In an effort to provide definitive answers concerning the clinical efficacy as a disease-modifying agent in AMN, a phase III trial of Lorenzo’s oil in AMN was initiated in 2007 at the Kennedy Krieger Institute. The 4-year study would include 120 men with AMN who did not have evidence of cerebral involvement, and 120 women with ALD with a myelopathy. The rate of progression would be compared in the Lorenzo’s oil and placebo groups using the Kurtzke EDSS score as the primary outcome and a variety of secondary outcomes. Unfortunately, the study was aborted before completion by the safety monitoring board because of presumed side effects of the placebo treatment. Therefore, there is no scientific evidence to prove that Lorenzo’s oil has a disease modifying effect in AMN.
For cerebral ALD, Moser and colleagues (Moser et al. 2005) reported the experience in a large group of boys who had normal MRI at their entry into the study. In this group, VLCFA were lowered by therapy and a relationship could be demonstrated in a reduction of risk of developing cerebral disease and the reduction of VLCFA. This study, however, has several limitations, for instance the use of historical controls instead of a placebo group, and offers no definitive evidence of the efficacy of Lorenzo’s oil in the prevention of the onset of cerebral ALD in boys with ALD. Based on the results of this study, Lorenzo’s oil is therefore offered to boys with ALD with the aim of reducing risk of the occurrence of cerebral ALD in some countries. It should be noted that the use of Lorenzo’s oil is not without side effects and has considerable impact on quality of life.
We recommend that the use of Lorenzo’s oil should only be undertaken by centers that have the ability to provide monitoring with MRI, nutritional guidance, and the ability to measure VLCFA and other essential fatty acids. Other centers consider the efficacy of Lorenzo’s oil unproven and do not recommend its use.
Lorenzo’s oil must never be undertaken without physician supervision.
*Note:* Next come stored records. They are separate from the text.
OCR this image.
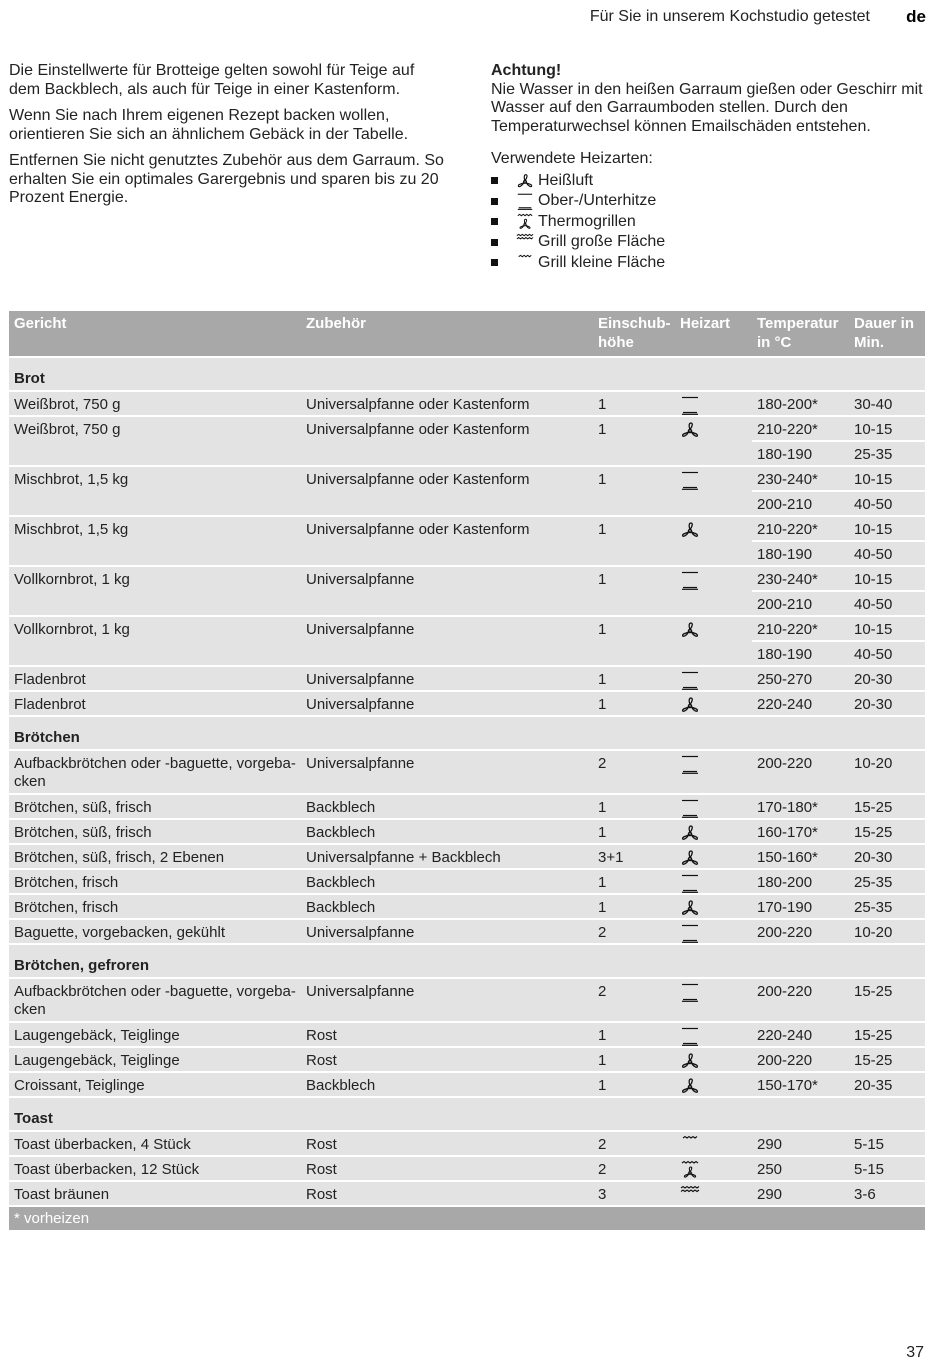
Für Sie in unserem Kochstudio getestet de

Die Einstellwerte für Brotteige gelten sowohl für Teige auf dem Backblech, als auch für Teige in einer Kastenform.

Wenn Sie nach Ihrem eigenen Rezept backen wollen, orientieren Sie sich an ähnlichem Gebäck in der Tabelle.

Entfernen Sie nicht genutztes Zubehör aus dem Garraum. So erhalten Sie ein optimales Garergebnis und sparen bis zu 20 Prozent Energie.

Achtung!

Nie Wasser in den heißen Garraum gießen oder Geschirr mit Wasser auf den Garraumboden stellen. Durch den Temperaturwechsel können Emailschäden entstehen.

Verwendete Heizarten:

Heißluft
Ober-/Unterhitze
Thermogrillen
Grill große Fläche
Grill kleine Fläche
Gericht	Zubehör	Einschub-höhe	Heizart	Temperatur in °C	Dauer in Min.
Brot					
Weißbrot, 750 g	Universalpfanne oder Kastenform	1		180-200*	30-40
Weißbrot, 750 g	Universalpfanne oder Kastenform	1		210-220*	10-15
				180-190	25-35
Mischbrot, 1,5 kg	Universalpfanne oder Kastenform	1		230-240*	10-15
				200-210	40-50
Mischbrot, 1,5 kg	Universalpfanne oder Kastenform	1		210-220*	10-15
				180-190	40-50
Vollkornbrot, 1 kg	Universalpfanne	1		230-240*	10-15
				200-210	40-50
Vollkornbrot, 1 kg	Universalpfanne	1		210-220*	10-15
				180-190	40-50
Fladenbrot	Universalpfanne	1		250-270	20-30
Fladenbrot	Universalpfanne	1		220-240	20-30
Brötchen					
Aufbackbrötchen oder -baguette, vorgeba-cken	Universalpfanne	2		200-220	10-20
Brötchen, süß, frisch	Backblech	1		170-180*	15-25
Brötchen, süß, frisch	Backblech	1		160-170*	15-25
Brötchen, süß, frisch, 2 Ebenen	Universalpfanne + Backblech	3+1		150-160*	20-30
Brötchen, frisch	Backblech	1		180-200	25-35
Brötchen, frisch	Backblech	1		170-190	25-35
Baguette, vorgebacken, gekühlt	Universalpfanne	2		200-220	10-20
Brötchen, gefroren					
Aufbackbrötchen oder -baguette, vorgeba-cken	Universalpfanne	2		200-220	15-25
Laugengebäck, Teiglinge	Rost	1		220-240	15-25
Laugengebäck, Teiglinge	Rost	1		200-220	15-25
Croissant, Teiglinge	Backblech	1		150-170*	20-35
Toast					
Toast überbacken, 4 Stück	Rost	2		290	5-15
Toast überbacken, 12 Stück	Rost	2		250	5-15
Toast bräunen	Rost	3		290	3-6
* vorheizen					
37
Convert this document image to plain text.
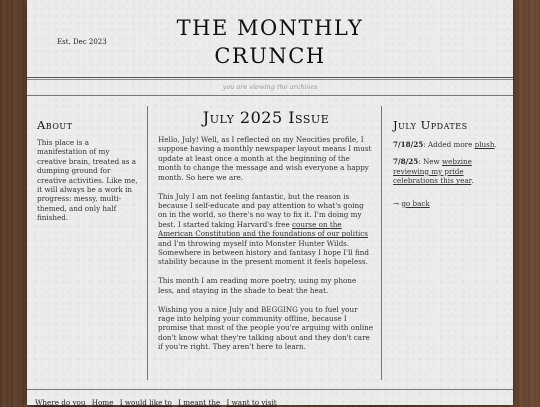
Est. Dec 2023
THE MONTHLY
CRUNCH
you are viewing the archives
About

This place is a manifestation of my creative brain, treated as a dumping ground for creative activities. Like me, it will always be a work in progress: messy, multi-themed, and only half finished.

July 2025 Issue

Hello, July! Well, as I reflected on my Neocities profile, I suppose having a monthly newspaper layout means I must update at least once a month at the beginning of the month to change the message and wish everyone a happy month. So here we are.

This July I am not feeling fantastic, but the reason is because I self-educate and pay attention to what's going on in the world, so there's no way to fix it. I'm doing my best. I started taking Harvard's free course on the American Constitution and the foundations of our politics and I'm throwing myself into Monster Hunter Wilds. Somewhere in between history and fantasy I hope I'll find stability because in the present moment it feels hopeless.

This month I am reading more poetry, using my phone less, and staying in the shade to beat the heat.

Wishing you a nice July and BEGGING you to fuel your rage into helping your community offline, because I promise that most of the people you're arguing with online don't know what they're talking about and they don't care if you're right. They aren't here to learn.

July Updates

7/18/25: Added more plush.

7/8/25: New webzine reviewing my pride celebrations this year.

→ go back
Where do you Home I would like to I meant the I want to visit
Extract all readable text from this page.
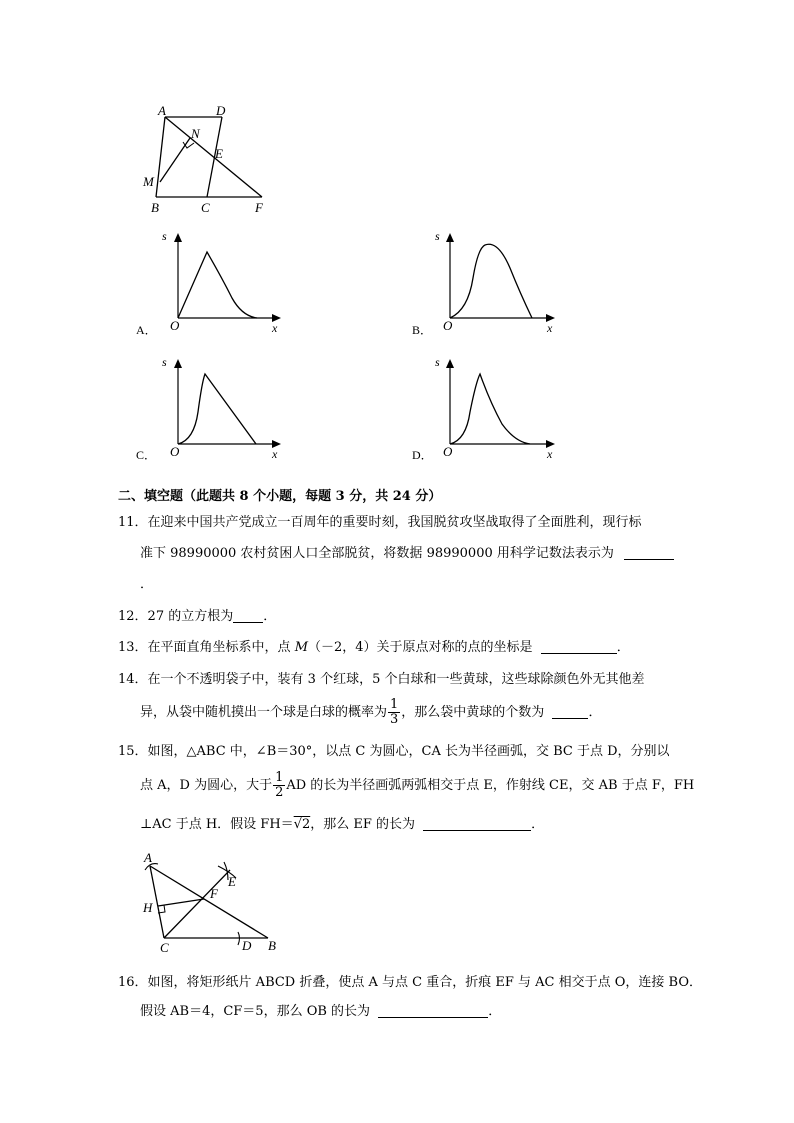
A	D
N
E
M
B	C	F
s
x
O
A．
s
x
O
B．
s
x
O
C．
s
x
O
D．
二、填空题（此题共 8 个小题，每题 3 分，共 24 分）
11．在迎来中国共产党成立一百周年的重要时刻，我国脱贫攻坚战取得了全面胜利，现行标
准下 98990000 农村贫困人口全部脱贫，将数据 98990000 用科学记数法表示为
．
12．27 的立方根为 ．
13．在平面直角坐标系中，点 M（－2，4）关于原点对称的点的坐标是	．
14．在一个不透明袋子中，装有 3 个红球，5 个白球和一些黄球，这些球除颜色外无其他差
异，从袋中随机摸出一个球是白球的概率为 $\frac{1}{3}$ ，那么袋中黄球的个数为	．
15．如图，△ABC 中，∠B＝30°，以点 C 为圆心，CA 长为半径画弧，交 BC 于点 D，分别以
点 A，D 为圆心，大于 $\frac{1}{2}$ AD 的长为半径画弧两弧相交于点 E，作射线 CE，交 AB 于点 F，FH
⊥AC 于点 H．假设 FH＝√2，那么 EF 的长为	．
A
E
F
H
C	D B
16．如图，将矩形纸片 ABCD 折叠，使点 A 与点 C 重合，折痕 EF 与 AC 相交于点 O，连接 BO．
假设 AB＝4，CF＝5，那么 OB 的长为	．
While serious untoward reactions have not been seen in the monitored use of the oil and diet, individuals on Lorenzo’s oil must be periodically evaluated for safety. Finally, it must be stated firmly that Lorenzo’s oil is only indicated for the biochemical defect of ALD and does not have any role in other demyelinating or progressive neurologic conditions since those individuals will have the ability to metabolize very long-chain fatty acids.